You know? Obviously, technology, there's a lot of challenges. And so I I guess, did you learn most of your experience from being a CEO and a leader, or are you learning I guess you're a little bit newer in your role here, but, do you think that you're gonna be able to climb those hills a little bit easier where you currently are, overcome those challenges a little easier with Bolt?
Speaker 0: I had a role in between Bolt and and this being a CEO, also like a manager role, similar size of the team. And I think that was my kind of playground, I would say, for a lot of these mistakes. And I made a lot of mistakes there, and I can see it now. And I'm really thankful for this experience. So I think, you know, as our career progresses, we just get to learn.
We just get to make some smaller mistakes over time, right? Like, it's smaller and smaller, hopefully, until we are, you know, like an actual leader or manager or like whatever we wanna become like a software developer. It would just, you know, recognize patterns and recognize, you know because now, like, when I'm in this role, like, I'm just thinking, you know, oh, I've heard this before, you know? So you get to that kind of stage where you're like, oh, okay. I know this type of person.
I know what they're expecting, or from me as a manager, or, what they wanted from their career even. So so, yeah, it gets easier over time. Yeah.
Speaker 1: Awesome. I I think, you know, I personally appreciate people who travel and and work when they're traveling and see different cultures, see different things, learn from all of their experiences. And, again, as as both Pedro and I have our own side businesses, some that are still going and some that have succeeded and failed as well, I think there's a lot to be learned from your experience.
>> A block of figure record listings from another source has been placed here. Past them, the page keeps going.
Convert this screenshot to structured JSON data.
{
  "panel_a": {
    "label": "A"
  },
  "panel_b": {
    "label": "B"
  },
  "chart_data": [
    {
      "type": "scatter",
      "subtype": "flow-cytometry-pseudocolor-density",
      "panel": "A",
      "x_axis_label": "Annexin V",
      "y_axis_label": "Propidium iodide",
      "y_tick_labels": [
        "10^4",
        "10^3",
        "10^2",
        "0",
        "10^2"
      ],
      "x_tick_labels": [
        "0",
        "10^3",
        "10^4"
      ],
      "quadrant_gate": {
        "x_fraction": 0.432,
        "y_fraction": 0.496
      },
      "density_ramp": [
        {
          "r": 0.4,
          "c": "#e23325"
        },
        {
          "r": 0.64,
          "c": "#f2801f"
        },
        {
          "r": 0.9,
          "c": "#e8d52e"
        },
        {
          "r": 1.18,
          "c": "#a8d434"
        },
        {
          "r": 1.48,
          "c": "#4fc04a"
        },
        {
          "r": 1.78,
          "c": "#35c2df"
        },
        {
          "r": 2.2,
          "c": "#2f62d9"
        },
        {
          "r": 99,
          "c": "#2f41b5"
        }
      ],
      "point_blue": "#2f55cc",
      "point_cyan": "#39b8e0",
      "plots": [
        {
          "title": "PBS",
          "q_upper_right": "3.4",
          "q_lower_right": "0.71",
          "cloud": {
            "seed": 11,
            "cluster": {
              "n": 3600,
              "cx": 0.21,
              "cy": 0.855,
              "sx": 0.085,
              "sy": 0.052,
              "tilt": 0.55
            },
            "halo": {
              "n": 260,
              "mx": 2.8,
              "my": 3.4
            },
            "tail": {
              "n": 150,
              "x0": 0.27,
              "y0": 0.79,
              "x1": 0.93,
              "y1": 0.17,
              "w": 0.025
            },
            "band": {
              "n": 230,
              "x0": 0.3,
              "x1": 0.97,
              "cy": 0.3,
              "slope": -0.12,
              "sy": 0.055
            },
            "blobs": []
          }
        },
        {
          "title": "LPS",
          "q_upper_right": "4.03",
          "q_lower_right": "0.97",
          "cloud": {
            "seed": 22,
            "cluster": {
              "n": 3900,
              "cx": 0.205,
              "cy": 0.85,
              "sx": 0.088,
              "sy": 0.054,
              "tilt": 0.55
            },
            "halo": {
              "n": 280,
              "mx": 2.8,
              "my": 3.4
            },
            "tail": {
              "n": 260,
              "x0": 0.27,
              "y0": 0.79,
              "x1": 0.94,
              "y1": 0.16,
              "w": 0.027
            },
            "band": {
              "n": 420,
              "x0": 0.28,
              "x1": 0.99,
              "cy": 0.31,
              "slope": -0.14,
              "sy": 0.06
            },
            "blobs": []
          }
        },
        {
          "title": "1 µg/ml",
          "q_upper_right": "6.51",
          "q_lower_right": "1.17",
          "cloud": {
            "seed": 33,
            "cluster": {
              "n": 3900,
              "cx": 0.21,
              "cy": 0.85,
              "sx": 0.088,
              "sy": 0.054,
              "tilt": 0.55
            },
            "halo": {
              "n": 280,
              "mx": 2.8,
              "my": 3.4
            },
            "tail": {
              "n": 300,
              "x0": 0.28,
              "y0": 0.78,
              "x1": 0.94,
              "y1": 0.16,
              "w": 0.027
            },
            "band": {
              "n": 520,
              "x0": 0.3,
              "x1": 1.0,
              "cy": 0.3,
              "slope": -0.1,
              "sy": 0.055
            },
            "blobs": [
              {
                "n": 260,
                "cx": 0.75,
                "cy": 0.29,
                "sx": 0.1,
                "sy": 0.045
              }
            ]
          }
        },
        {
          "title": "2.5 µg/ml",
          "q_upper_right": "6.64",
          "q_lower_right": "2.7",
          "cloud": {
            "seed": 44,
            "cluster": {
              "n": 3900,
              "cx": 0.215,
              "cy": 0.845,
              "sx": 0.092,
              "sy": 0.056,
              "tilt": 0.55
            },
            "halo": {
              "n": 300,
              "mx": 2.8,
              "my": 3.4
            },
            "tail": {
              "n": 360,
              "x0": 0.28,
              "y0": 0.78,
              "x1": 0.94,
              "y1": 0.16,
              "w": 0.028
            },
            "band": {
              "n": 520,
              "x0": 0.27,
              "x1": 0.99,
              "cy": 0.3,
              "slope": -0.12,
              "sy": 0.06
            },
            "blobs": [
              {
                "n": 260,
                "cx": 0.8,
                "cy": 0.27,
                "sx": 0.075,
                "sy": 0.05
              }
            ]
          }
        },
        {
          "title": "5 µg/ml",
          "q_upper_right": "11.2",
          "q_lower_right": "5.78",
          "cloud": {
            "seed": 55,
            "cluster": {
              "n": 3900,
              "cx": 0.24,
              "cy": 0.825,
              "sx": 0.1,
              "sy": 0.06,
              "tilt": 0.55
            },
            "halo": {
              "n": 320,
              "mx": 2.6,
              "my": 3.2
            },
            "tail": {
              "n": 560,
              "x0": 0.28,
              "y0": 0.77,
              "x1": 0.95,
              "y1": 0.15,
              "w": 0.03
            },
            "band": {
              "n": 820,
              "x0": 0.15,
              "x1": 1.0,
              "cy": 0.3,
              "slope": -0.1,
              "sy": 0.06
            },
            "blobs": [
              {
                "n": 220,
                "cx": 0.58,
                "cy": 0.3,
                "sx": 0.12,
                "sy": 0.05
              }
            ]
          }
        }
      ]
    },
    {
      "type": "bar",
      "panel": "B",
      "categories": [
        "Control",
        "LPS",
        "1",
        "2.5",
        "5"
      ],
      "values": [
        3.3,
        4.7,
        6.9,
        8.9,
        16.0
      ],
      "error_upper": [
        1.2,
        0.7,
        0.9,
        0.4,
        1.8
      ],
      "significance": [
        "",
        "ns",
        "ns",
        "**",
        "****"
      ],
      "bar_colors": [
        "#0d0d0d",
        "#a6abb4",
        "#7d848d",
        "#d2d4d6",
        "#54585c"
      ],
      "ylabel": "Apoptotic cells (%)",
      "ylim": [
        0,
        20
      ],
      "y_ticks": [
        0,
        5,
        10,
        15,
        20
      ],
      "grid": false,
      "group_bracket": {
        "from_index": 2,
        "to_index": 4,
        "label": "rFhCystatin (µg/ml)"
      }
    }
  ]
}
So I guess if there's any any, you know, remaining thoughts that you have for people who might be looking to follow a similar journey, you know, if they wanna be a CEO of a company, if they wanted to get into blockchain, if they wanna be a manager as opposed to an individual contributor, you know, what are some thoughts that you would have, some advice that you would give, either to your former self or to some of those people who might be listening who have similar aspirations?
Speaker 0: Yeah. I would say that you should probably, as somebody who's, like, let's say, a contributor individually, you know, make a big leap in your career, but also be sure that it's a safe leap, that you don't throw everything out, that you just don't quit your job and without funding and, you know, find your find your own company without a team. You know, you have to kind of prepare. It's a process. Right?
Like, in going from a contributor to manager or let's say to CEO, a big jump. It's just like something that you need to kind of have a cushion and make sure that you're not losing it all at the end of that journey. Right? Because a lot of people are doing that. Right?
Especially in the US, you don't have a, I guess, a safety net. Right? So like social security, all this stuff is like a pretty, yeah, spicy topic. So so, yeah, like, you have to have a cushion, a financial cushion or funding or family support. I think that's really important.
So so then you can kind of journey forward without fear because fear is pulling us back.
Speaker 2: Right. So the really pragmatic approach, line everything up, really think it through, and have, like, a mission oriented, yeah.
Speaker 0: Start with a job. Like, I was working, you know, 12 hour days plus. And, I mean, that's not even a lot. I think some people work 16 hours. You know, sometimes I wake up at AM AM.
I would end my day at 2 AM. And it's tough, but, you know, there was no for me, there was no other way to to, you know, make sure that I'm safe into going into a business.
Speaker 2: Thanks so much for joining us. Definitely learned a lot. Really appreciate your time.
Speaker 0: Thank you, guys. I hope to see you soon.